Let’s make sense of the core games (sans numerous spinoffs), so you can get the full Tomb Raider experience. Note that most of these are on Steam!
The original 1996 continuity
This is the franchise that started it all! Although various games are tough to find on legacy platforms, several of them have been remade.
Tomb Raider sparked an empire, and not many people saw it coming. Although this one is definitely clunky on its original platform, it’s also been fully recreated via Anniversary.
Tomb Raider 2
If you play any game on this list, try and give Tomb Raider 2 a go. It’s the entry that sparked my love for the franchise, complete with the Lara Croft mansion to muck around in as you get acquainted with the control scheme.
Tomb Raider 3
Although it further built on the legacy of its predecessors, Tomb Raider 3 was where the series started to show more blemishes, as the development team attempted to expand the franchise to mixed results (mostly the samey and barren locales).
The Last Revelation
The momentum of the Tomb Raider series started to stall further here, with this decent but not especially memorable entry.
Tomb Raider Chronicles
Things took a worse turn by the time Eidos got to Tomb Raider Chronicles, complete with the cynical corporate move to bring Lara back from the dead to keep selling games.
The Angel of Darkness
Some of you may have heard of Angel of Darkness as the game that killed Tomb Raider, and it did, for a while!
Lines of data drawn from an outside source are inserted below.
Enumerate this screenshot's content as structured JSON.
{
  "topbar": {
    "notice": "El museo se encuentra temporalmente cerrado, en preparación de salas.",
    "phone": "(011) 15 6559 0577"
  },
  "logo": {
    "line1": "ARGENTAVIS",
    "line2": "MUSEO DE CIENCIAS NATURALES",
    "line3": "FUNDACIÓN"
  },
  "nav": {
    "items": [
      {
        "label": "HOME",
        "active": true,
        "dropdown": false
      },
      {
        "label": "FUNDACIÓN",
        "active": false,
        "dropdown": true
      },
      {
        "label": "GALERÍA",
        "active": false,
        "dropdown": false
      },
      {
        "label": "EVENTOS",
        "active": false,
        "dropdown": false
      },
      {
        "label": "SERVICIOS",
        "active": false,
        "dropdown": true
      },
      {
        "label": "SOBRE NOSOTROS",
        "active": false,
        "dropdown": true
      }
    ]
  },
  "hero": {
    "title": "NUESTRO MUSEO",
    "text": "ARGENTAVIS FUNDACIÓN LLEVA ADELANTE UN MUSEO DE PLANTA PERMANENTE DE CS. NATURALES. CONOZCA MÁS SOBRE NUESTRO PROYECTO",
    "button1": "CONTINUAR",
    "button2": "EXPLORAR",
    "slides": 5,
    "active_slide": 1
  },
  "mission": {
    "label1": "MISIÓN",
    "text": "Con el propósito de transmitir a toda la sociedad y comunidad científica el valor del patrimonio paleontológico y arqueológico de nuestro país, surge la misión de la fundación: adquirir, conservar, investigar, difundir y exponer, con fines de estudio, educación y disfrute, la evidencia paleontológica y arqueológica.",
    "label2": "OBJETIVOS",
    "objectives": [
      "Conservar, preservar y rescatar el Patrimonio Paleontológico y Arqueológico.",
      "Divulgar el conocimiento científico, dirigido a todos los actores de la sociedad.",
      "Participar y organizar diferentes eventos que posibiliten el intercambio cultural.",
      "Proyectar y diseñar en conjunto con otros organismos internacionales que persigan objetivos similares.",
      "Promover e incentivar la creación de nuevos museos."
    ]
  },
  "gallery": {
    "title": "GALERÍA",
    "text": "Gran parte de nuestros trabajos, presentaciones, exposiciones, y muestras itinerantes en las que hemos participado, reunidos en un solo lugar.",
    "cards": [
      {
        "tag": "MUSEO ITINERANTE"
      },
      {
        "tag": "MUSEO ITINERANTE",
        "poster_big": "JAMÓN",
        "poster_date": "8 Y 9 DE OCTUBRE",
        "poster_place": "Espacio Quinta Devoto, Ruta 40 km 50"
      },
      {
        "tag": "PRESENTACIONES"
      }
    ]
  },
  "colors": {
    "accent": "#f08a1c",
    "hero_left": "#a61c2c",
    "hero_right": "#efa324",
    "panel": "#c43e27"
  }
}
Plagued with issues behind the scenes, everything came to a head when the game actually came out and didn’t meet the expectations of fans and spectators alike.
The Legend trilogy (the first reboot)
After Angel of Darkness generally bombed, the series was retooled and rebooted entirely with Legend, in 2006. This wouldn’t be the first reboot, as we’d find out nearly a decade later.
Out of the ashes came Tomb Raider: Legend, which brought Lara back into the forefront with a new adventure.
To get started in this micro-trilogy, all you need to do is pick up Legend and Underworld, as Anniversary is technically just a remake of the original game.
Sometimes IP can come into the fold at a bad time, and this is right around when Square Enix picked up Eidos Interactive as part of their portfolio. Thus, this subseries ended, and became a trilogy.
The Survivor trilogy (the modern reboot)
We’re finally in the modern era. Yes, modern era…in 2013…which was nearly 10 years ago.
Crystal Dynamics came back with a vengeance with this grittier reboot, which focused on moments of brutality in Lara Croft’s rise to become the Tomb Raider hero we all know.
As part of numerous sales over the years this one is easily accessible, and is a great barometer for whether or not you’ll be able to enjoy the next two games in the series.
Rise of the Tomb Raider
Building on the foundation of the prior entry, Rise of the Tomb Raider is a direct continuation with some minor elements of feedback incorporated.
It’s largely the same open world experience, with all the good and bad that comes from that.
Shadow of the Tomb Raider
The latest core entry as of 2018, Shadow of the Tomb Raider deals with yet another world-threatening event and the open sandbox format. It’s after this game that Eidos decided to push pause on the series, with an unknown future ahead.